Mussoni Maria Pia, Veneziano F A, Boetti L, Tassi C, Calisesi C, Nucci S, Rigotti A, Panzini I, Ardissino G
U.O. Immunohematology and Transfusion Medicine, Rimini AUSL Romagna.
U.O. Immunohematology and Transfusion Medicine, Rimini AUSL Romagna.
Transfus Apher Sci. 2014 Oct;51(2):134-6. doi: 10.1016/j.transci.2014.08.027. Epub 2014 Sep 16.

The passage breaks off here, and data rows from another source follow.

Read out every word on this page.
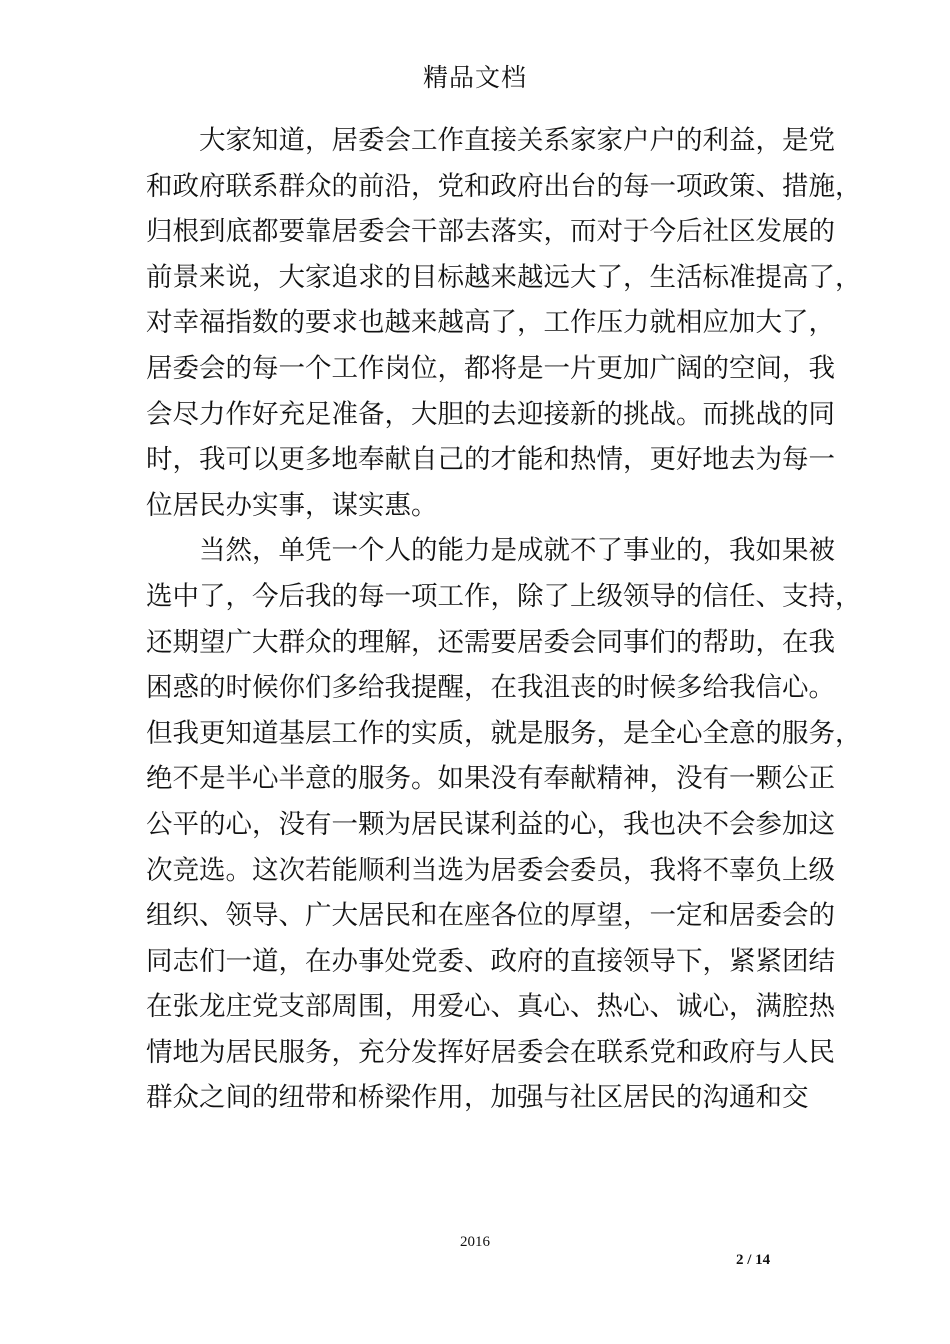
精品文档
大家知道，居委会工作直接关系家家户户的利益，是党
和政府联系群众的前沿，党和政府出台的每一项政策、措施，
归根到底都要靠居委会干部去落实，而对于今后社区发展的
前景来说，大家追求的目标越来越远大了，生活标准提高了，
对幸福指数的要求也越来越高了，工作压力就相应加大了，
居委会的每一个工作岗位，都将是一片更加广阔的空间，我
会尽力作好充足准备，大胆的去迎接新的挑战。而挑战的同
时，我可以更多地奉献自己的才能和热情，更好地去为每一
位居民办实事，谋实惠。
当然，单凭一个人的能力是成就不了事业的，我如果被
选中了，今后我的每一项工作，除了上级领导的信任、支持，
还期望广大群众的理解，还需要居委会同事们的帮助，在我
困惑的时候你们多给我提醒，在我沮丧的时候多给我信心。
但我更知道基层工作的实质，就是服务，是全心全意的服务，
绝不是半心半意的服务。如果没有奉献精神，没有一颗公正
公平的心，没有一颗为居民谋利益的心，我也决不会参加这
次竞选。这次若能顺利当选为居委会委员，我将不辜负上级
组织、领导、广大居民和在座各位的厚望，一定和居委会的
同志们一道，在办事处党委、政府的直接领导下，紧紧团结
在张龙庄党支部周围，用爱心、真心、热心、诚心，满腔热
情地为居民服务，充分发挥好居委会在联系党和政府与人民
群众之间的纽带和桥梁作用，加强与社区居民的沟通和交
2016
2 / 14
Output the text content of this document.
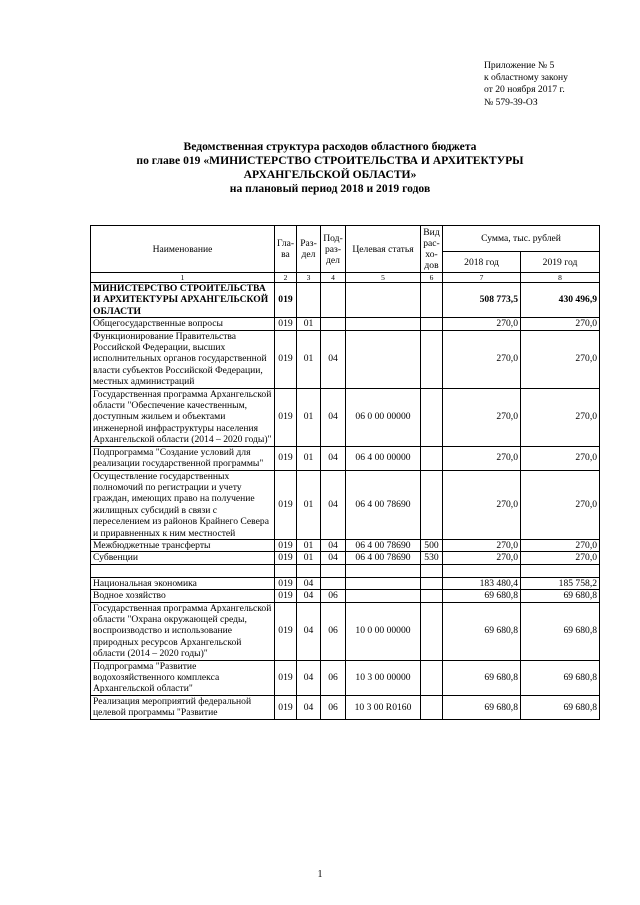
Приложение № 5
к областному закону
от 20 ноября 2017 г.
№ 579-39-ОЗ
Ведомственная структура расходов областного бюджета
по главе 019 «МИНИСТЕРСТВО СТРОИТЕЛЬСТВА И АРХИТЕКТУРЫ
АРХАНГЕЛЬСКОЙ ОБЛАСТИ»
на плановый период 2018 и 2019 годов
Наименование	Гла-ва	Раз-дел	Под-раз-дел	Целевая статья	Вид рас-хо-дов	Сумма, тыс. рублей	
						2018 год	2019 год
1	2	3	4	5	6	7	8
МИНИСТЕРСТВО СТРОИТЕЛЬСТВА И АРХИТЕКТУРЫ АРХАНГЕЛЬСКОЙ ОБЛАСТИ	019					508 773,5	430 496,9
Общегосударственные вопросы	019	01				270,0	270,0
Функционирование Правительства Российской Федерации, высших исполнительных органов государственной власти субъектов Российской Федерации, местных администраций	019	01	04			270,0	270,0
Государственная программа Архангельской области "Обеспечение качественным, доступным жильем и объектами инженерной инфраструктуры населения Архангельской области (2014 – 2020 годы)"	019	01	04	06 0 00 00000		270,0	270,0
Подпрограмма "Создание условий для реализации государственной программы"	019	01	04	06 4 00 00000		270,0	270,0
Осуществление государственных полномочий по регистрации и учету граждан, имеющих право на получение жилищных субсидий в связи с переселением из районов Крайнего Севера и приравненных к ним местностей	019	01	04	06 4 00 78690		270,0	270,0
Межбюджетные трансферты	019	01	04	06 4 00 78690	500	270,0	270,0
Субвенции	019	01	04	06 4 00 78690	530	270,0	270,0

Национальная экономика	019	04				183 480,4	185 758,2
Водное хозяйство	019	04	06			69 680,8	69 680,8
Государственная программа Архангельской области "Охрана окружающей среды, воспроизводство и использование природных ресурсов Архангельской области (2014 – 2020 годы)"	019	04	06	10 0 00 00000		69 680,8	69 680,8
Подпрограмма "Развитие водохозяйственного комплекса Архангельской области"	019	04	06	10 3 00 00000		69 680,8	69 680,8
Реализация мероприятий федеральной целевой программы "Развитие	019	04	06	10 3 00 R0160		69 680,8	69 680,8
1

The atypical HUS (aHUS) is a rare genetic disease, with poor prognosis, characterized by microangiopathic hemolytic anemia, thrombocytopenia and acute renal failure. This syndrome is often related to mutations in the genes encoding complement regulatory proteins. A 26-year-old woman with homozygous mutation in complement factor H (CFH) developed a relapse of aHUS at 17th week of pregnancy. Despite treatment with plasma exchange (PEX), at the 26th week of gestation eculizumab was started. The sequential treatment with eculizumab after PEX was well tolerated and it has led to clinical remission.
非典型溶血尿毒综合征(aHUS)是一种罕见的遗传性疾病,预后较差,其特征为微血管病性溶血性贫血、血小板减少和急性肾衰竭。该综合征常与编码补体调节蛋白的基因突变有关。一名26岁的女性,补体因子H(CFH)存在纯合突变,在妊娠第17周时aHUS复发。尽管进行了血浆置换(PEX)治疗,但在妊娠第26周时开始使用依库珠单抗。PEX后序贯使用依库珠单抗耐受性良好,并导致了临床缓解。